I wouldn’t say “it’s apparent”. If anything, the presumption should be that you are the only person entitled to collect the life insurance proceeds. You’re the named beneficiary, and while the surrender value of the policy is a marital asset, the proceeds generally are not.

None of the people posting in this thread (including me) are lawyers licensed in the State of Nevada. In probate law, there is a principle called pretermission, which basically translates to “forgetting to update your will to include a new spouse or child.” Pretermitted spouses and children may be entitled to a share of the estate even if they are not mentioned in the will, because the courts assume the dead person simply forgot to update their will. Pretermission generally does not apply to policies of insurance, however, because those are contracts between the payee (your sister) and a third party. In certain cases, life insurance proceeds are included as part of the estate and therefore subject to pretermission rules of the probate code.

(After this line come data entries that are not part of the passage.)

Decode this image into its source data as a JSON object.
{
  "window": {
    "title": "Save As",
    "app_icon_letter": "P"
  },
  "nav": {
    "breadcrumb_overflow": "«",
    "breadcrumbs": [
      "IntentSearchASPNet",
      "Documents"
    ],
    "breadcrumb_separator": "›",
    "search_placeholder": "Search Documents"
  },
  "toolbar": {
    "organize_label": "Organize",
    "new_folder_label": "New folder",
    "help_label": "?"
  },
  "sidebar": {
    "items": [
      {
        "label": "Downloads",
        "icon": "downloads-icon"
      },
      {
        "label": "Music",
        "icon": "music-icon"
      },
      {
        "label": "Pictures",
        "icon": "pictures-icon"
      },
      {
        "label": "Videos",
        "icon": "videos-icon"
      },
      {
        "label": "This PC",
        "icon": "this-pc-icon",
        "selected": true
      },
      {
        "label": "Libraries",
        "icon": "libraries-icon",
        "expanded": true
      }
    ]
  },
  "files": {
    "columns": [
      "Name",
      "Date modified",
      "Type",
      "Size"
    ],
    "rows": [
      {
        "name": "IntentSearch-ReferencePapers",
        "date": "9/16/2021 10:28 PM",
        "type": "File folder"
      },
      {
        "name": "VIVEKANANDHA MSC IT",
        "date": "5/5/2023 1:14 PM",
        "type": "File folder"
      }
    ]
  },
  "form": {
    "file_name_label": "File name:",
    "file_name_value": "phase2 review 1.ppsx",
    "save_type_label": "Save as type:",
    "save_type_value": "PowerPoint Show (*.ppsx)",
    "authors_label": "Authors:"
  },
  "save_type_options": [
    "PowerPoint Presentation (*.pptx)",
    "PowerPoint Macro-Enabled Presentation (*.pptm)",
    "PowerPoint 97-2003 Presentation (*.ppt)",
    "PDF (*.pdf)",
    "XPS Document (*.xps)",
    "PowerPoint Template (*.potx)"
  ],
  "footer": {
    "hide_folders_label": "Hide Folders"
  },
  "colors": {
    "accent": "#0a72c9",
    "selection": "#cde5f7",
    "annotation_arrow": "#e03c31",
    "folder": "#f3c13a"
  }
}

I am unable to find any indication that Nevada allows a surviving spouse to claim life insurance proceeds which are payable to a third party not a previous spouse or child of the decedent. That doesn’t mean it isn’t possibly true, of course.

I would be quite surprised if you aren’t entitled to the entire proceeds of the policy. I also strongly suggest you consult with a probate or family law attorney licensed to practice in Nevada - most will talk to you for a bit without charging a fee. At the very least, you should be able to determine if it’s worth disputing the matter.

As a point of reference, I’m in a community property state but not NV. I don’t have access right now to my life insurance paperwork, but I do have my 401K stuff handy and I know for both there is a marital status declaration and a spouse needs to sign if he/she is not named as the beneficiary. For the marital status declaration portion of my 401k paperwork the “Unmarried” choice states:

Obviously different states and different types of assets. And even if he’s right, it sure doesn’t mean the BiL isn’t acting like a butt about this whole thing.

Thank you SMW for your input/reply.
Given the fact that the BiL is now a millionaire, thanks to my sister’s trust, he is acting like a butt for fighting for this measly 5K which I could surely use.

IANAL - but I have always heard from financial publications that stuff you designate a beneficiary on goes to the person named - no matter what. Maybe I don’t live in the same type of state or whatever.

IMHO - as someone else already mentioned - you might want to get one of those lawyers with a free consult. Someone in estate law in your/her state.

So you can get a free lawyer and:

  1. if he tells you that the bil is right - you know to just take half and go on with your life
  2. if he tells you that the bil is wrong - you are in a worse situation - as you will probably take it anyway to avoid a dispute

But - there is a possibility that #1 will happen - and at least you will have piece of mind that LEGALLY you did the right thing

ETA: oops - just read the post by SMW - so I’ve read at least on thing now to the contrary :slight_smile:

Thanks to all of you that supported my quest to receive the full amount.
And thanks especially to Really Not All That Bright (whose username is a misnomer). His reply (in which he did some research) outlined the reasons I should receive the full amount. In a PM he suggested I seek a consultation with an community property attorney in the state. Which I did. The consult supported RNATB’s thoughts.
Without your support, thoughts, I would have rolled over and taken 1/2 the proceeds.
This MB rocks! Thank you Dopers!

That’s certainly good news. Sorry once again for your loss.

Excellent. Glad to hear it worked out.